Meridee hit the red button on her phone and fired it at the night stand.
Kevin had taken off with his graduate student, Buffy, as Meridee called her. It killed her to have to admit Kevin’s affair to her friends; such a cliché, a punch to the ego that still brought tears. The fact that he left the household behind hurt too. It meant nothing to him, it’s just stuff. (Is that where Tessa’s rant started?) On his way out the door he had said, “Keep what you want and sell the rest, I don’t care about it.” Ideas, history, or books, or whatever his professor friends went on about, that’s what he cared about.
Meridee stood in their bedroom, arms crossed. Kevin faulted her for trying to make their home like a magazine ad; perfect, but empty. After the fights had worn thin, he moved out. Meridee supposed he’d been seeing Buffy even before the fights started. So what. At least his negative energy went with him. Meridee's fiancé loved her for who she was; he was a man who enjoyed her lightheartedness. Kevin had called her lamebrained and superficial. Fuck you, she thought now. She began to cry.
The next morning, after she made coffee with her French press, drank it from her Parisian Starbucks mug, after she’d showered and put on her makeup, dressed in her new Ann Taylor outfit, she turned to the night stand.

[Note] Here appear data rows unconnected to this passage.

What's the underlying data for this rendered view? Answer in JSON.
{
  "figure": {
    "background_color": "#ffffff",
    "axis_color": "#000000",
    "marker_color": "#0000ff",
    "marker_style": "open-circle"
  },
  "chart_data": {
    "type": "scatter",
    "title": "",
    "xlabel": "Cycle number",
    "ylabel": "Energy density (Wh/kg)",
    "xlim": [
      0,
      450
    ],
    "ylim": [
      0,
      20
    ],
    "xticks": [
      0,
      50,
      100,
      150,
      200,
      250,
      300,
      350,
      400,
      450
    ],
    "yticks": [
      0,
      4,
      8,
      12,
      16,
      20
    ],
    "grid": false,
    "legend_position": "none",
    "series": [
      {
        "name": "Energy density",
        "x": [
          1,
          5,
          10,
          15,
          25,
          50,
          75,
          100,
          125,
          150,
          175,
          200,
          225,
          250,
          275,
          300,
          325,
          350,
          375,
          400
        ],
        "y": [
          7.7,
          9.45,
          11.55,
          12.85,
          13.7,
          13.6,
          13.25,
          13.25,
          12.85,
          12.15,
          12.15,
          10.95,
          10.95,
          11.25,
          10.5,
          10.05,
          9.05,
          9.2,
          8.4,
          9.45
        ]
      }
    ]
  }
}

Bright mid-morning sunlight streamed through the room. She held onto the chair and knelt on the soft carpet in front of the cabinet. Piece of crap. Meridee ran her fingers over the scars along the side. Inlaid wood of a lighter brown covered the center of the 2nd and 3rd drawers creating a perfect oval. Brass pulls, long since tarnished hung loose, one barely attached. As if seeing it for the first time, faintly visible pastel roses graced the top drawer on either side of the handle. She opened the drawers one by one. The scent of flowers, so faint that she couldn’t breathe in deeply enough. It was her mother’s perfume. The top drawer had a lipstick in it, Clinique the label said. Probably Tessa’s from when she had it in her room. The second drawer held a black and white photo of her family, her parents and her sister and brother making goofy faces in front of the Christmas tree. She dabbed at her eyes, careful not to smear her fresh makeup.
You can’t buy memories. But you can make them. And you can keep them. She laid the picture on the chair. Kevin's chair, a sincere source of pain. That, she would let go.
Meridee sat back with her knees drawn up. But this night stand, she would keep and the photograph will look good in a frame. The two will go together, she'll make it work, a perfect addition to the new bedroom.